There is a configuration switch in the <profile> section of web.config that allows a developer to turn off the automatic update behavior of Profile:  <profile automaticSaveEnabled="false" />.  If autosave is turned off the developer can use their own logic for dirty detection, and when necessary call Profile.Save().  This avoids you having to build a provider at all and would give you total control over the save semantics.

To answer Chris' question above, the built-in Profile Provider does persist settings as an XML blob as opposed to within a strongly-typed table.  However, you can download this Profile Provider from the web to achieve what you are after instead: http://weblogs.asp.net/scottgu/archive/2006/01/10/435038.aspx  The provider allows you to map the Profile API against either a table directly or against SPROCs (where you could implement your own shredding behavior).

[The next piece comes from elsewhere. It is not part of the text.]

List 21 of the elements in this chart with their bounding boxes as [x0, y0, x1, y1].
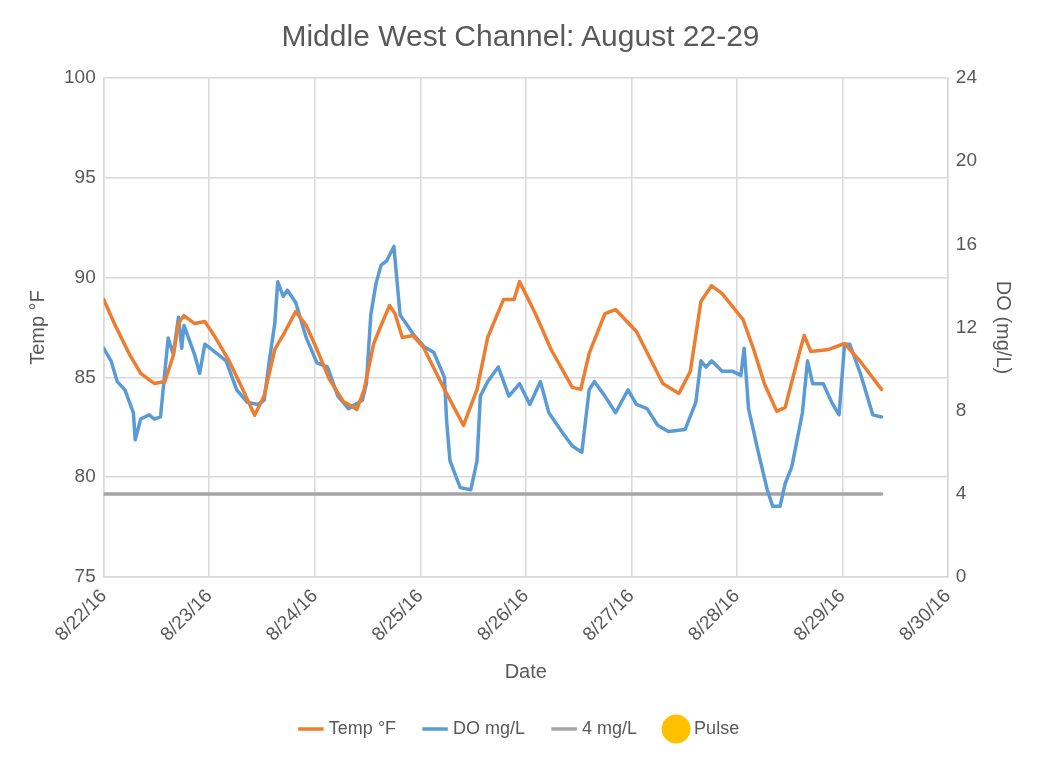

For the second issue, this occurs because the LastActivityDate and LastUpdatedDate are not considered part of the profile data itself.  The profile properties are defined in the profile schema, and we didn't want to require that these two dates always existed as built-in profile properties.  Instead we consider these to be administrative information about the profile.  For convenience we added the properties to the base profile type so that developers wouldn't have to explicitly write the code to both load the profile data, and then look up these two tracking dates.  Instead we lazy load the two dates from the default provider the first time they get accessed.  Realistically though we don't expect developers to normally access these values for anything other than non-admin purposes.

Hope this helps,

Scott

P.S. The benefit of the provider model is that you can swap-in implementations of your own if you want too.  This gives you the benefit of a single API that multiple apps or app frameworks can standardize around, but also all the flexibility of customization if you want.  So I'd definitely recommend investigating how to use the built-in APIs where possible.

# August 3, 2006 4:19 PM

Jeff said:

Nope... I've got one line on Page_Load looking at a string. That certainly shouldn't be triggering a save by your description.

# August 3, 2006 5:48 PM

ScottGu said:

What does your overall profile definition look like?

And have you tried the automaticSaveEnabled="false" setting I suggested above?

# August 3, 2006 6:04 PM

Morri said:

I hacked this problem by editing one of the stored procs that the profile calls. Sorry I can't remember the name of the proc, but shouldn't be to hard to find it. The stored proc had an update for lastactivitydate, and by removing the update I managed to get users Gender without updating the lastactivitydate.

It seems kinda hazardous, but it hasn't caused any unwanted behaviour in our ~300 user app.

# August 4, 2006 1:09 AM

calabonga said:

The name of the proc is "aspnet_Profile_GetProperties"

# September 3, 2007 5:45 PM

youngtexas said:

<profile automaticSaveEnabled="false" /> works as indicated by ScottGu.